Edward St Aubyn’s earlier novel, 2021’s Double Blind, was one thing of a problem even for his devotees. Leaving apart the standard gripe that he’s by no means fairly as compelling with out the protect of his authorial alter ego Patrick Melrose, the obsessive nature of the e-book’s inquiry into bioethics, narcosis, psychotherapy, oncology, enterprise capitalism and inheritance made too heady a cocktail to be greater than sipped, just a few pages at a time. I struggled with it till the final scene, a charity bash the place a schizophrenic younger man takes his first terrified steps in employment as a waiter and occurs upon a girl who, unknown to each, is intimately associated to him. Their probability encounter was intensely transferring and tautly suspenseful – you felt a right away longing to know what would befall them.
That longing is now answered in Parallel Strains, which picks up the narrative 5 years later and reintroduces its forged of curiously troubled characters. Francis, a botanist pursuing a rewilding venture on a Sussex nation property, has now joined an NGO in Ecuador making an attempt to save lots of the Amazonian rainforest. He’s additionally elevating a son together with his spouse, Olivia, a author producing a radio sequence on pure disasters and questioning whether or not Francis can resist the amorous lures of his philanthropist boss. Olivia’s finest good friend, Lucy, is within the throes of therapy for a mind tumour, the traumatic reverberations from which have compelled her boyfriend – wild man plutocrat and drug fiend Hunter – to hunt refuge with “compassion burnout” at an Italian monastery, the place he’s hosted by a mild abbot, Guido.
The central determine of the story, its unfortunate star, is Sebastian, dragging himself from beneath the boulder of a latest breakdown and pushed to seek out the “bio mum” who deserted him as a boy. {That a} scary psychotic episode of his dominates the opening pages appears like a dangerous transfer on the writer’s half. The uninitiated reader will maybe surprise what the hell is occurring – which can be partly the purpose. The e-book survives it because of St Aubyn’s potent compound of darkish wit and flinty compassion, significantly notable within the relationship between Sebastian and his therapist Martin. The latter’s kindliness has coaxed his most fragile affected person – an orphan of the storm – in the direction of the attainable shelter of sanity (although the meds assist, too).
The Bob Dylan tune Shelter from the Storm is referenced right here, however it’s arguably one other from the identical album, Easy Twist of Destiny, that has a extra important bearing on occasions. Martin is the adoptive father of Olivia and has belatedly realised that she is actually the long-lost twin of Sebastian: “The trains he had been watching from a excessive hill, as they moved in the direction of one another alongside the identical observe, have been about to crumple into one another, as they have been at all times going to.” Through the wrong-headed meddling of their start mom, this sibling encounter has now come to cross. However is it reconciliation or tragedy that awaits on the finish?

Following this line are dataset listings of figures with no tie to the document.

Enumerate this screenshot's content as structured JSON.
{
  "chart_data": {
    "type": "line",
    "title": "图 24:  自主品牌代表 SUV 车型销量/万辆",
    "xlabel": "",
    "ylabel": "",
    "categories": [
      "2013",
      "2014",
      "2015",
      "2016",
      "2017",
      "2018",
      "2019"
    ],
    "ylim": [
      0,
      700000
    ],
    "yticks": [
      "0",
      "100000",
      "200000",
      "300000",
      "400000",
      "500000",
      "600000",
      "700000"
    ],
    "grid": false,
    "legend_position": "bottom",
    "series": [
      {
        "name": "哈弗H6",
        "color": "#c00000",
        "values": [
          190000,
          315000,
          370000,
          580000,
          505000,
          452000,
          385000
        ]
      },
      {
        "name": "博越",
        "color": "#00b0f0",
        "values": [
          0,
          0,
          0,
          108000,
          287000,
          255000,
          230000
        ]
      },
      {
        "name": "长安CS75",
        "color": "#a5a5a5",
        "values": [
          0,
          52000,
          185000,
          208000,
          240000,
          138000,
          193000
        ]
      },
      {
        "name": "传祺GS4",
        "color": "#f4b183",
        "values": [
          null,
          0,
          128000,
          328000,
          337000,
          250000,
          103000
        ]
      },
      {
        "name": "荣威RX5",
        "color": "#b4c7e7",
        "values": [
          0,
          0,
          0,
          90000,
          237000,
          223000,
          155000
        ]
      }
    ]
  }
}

I’ve seldom learn a novel that argues extra cogently for the hard-won breakthroughs of psychoanalysis. Martin and his spouse, Lizzie, are splendidly sane exponents of a observe that continues to be prone to charlatans and a breeding floor for narcissists. One of many novel’s funniest passages is Lizzie’s lengthy riff on the advisability of “a minimal quantity of research” for all aspirant world leaders. If George W Bush, for instance, had gone on the sofa as a substitute of dodging the draft, the second Gulf battle would possibly by no means have occurred. Underneath cautious steering the president may need come to grasp that he was in competitors together with his father, an precise battle hero versus W’s wannabe, and will merely have imagined invading Iraq (the “Mission Achieved” banner was his crowning act of hubris). Contemplating the current incumbent of the White Home, this prescription takes on even higher urgency.
If there’s a flaw in St Aubyn’s dramas of consciousness it’s the tendency of his characters all to assume and speak in the identical register of droll irony. Think about a recreation of mental catch wherein the most effective and most aphoristic impersonation of Gore Vidal wins. Even Sebastian, the harmless overseas, delights his interlocutors together with his manic phrase affiliation and upside-down logic. On the novel’s grand finale – an exhibition of the work of James Turrell, the American artist identified for his investigation of sunshine – our broken hero by accident convinces a gallerist that he’s a critical critic and needs to be commissioned to jot down a list essay.
From suicide statement room to cutting-edge artwork set up, Parallel Strains plots fairly the journey. Can a younger man be saved from the abyss of self-extinction after which face the disconcerting look of a household he by no means knew he had? When brother and sister go to Kenwood Home in north London and take a look at a Rembrandt self-portrait, Olivia observes that the painter’s gaze is “weak however sturdy”, which appears to encapsulate this novel’s philosophical imaginative and prescient. In a lesser author the temptations of sentimentality would get the higher hand, however St Aubyn is clear-sighted and humane on the fundamental requirement of life: “Compassion is simply love within the face of struggling and love doesn’t run out with use – it grows stronger.”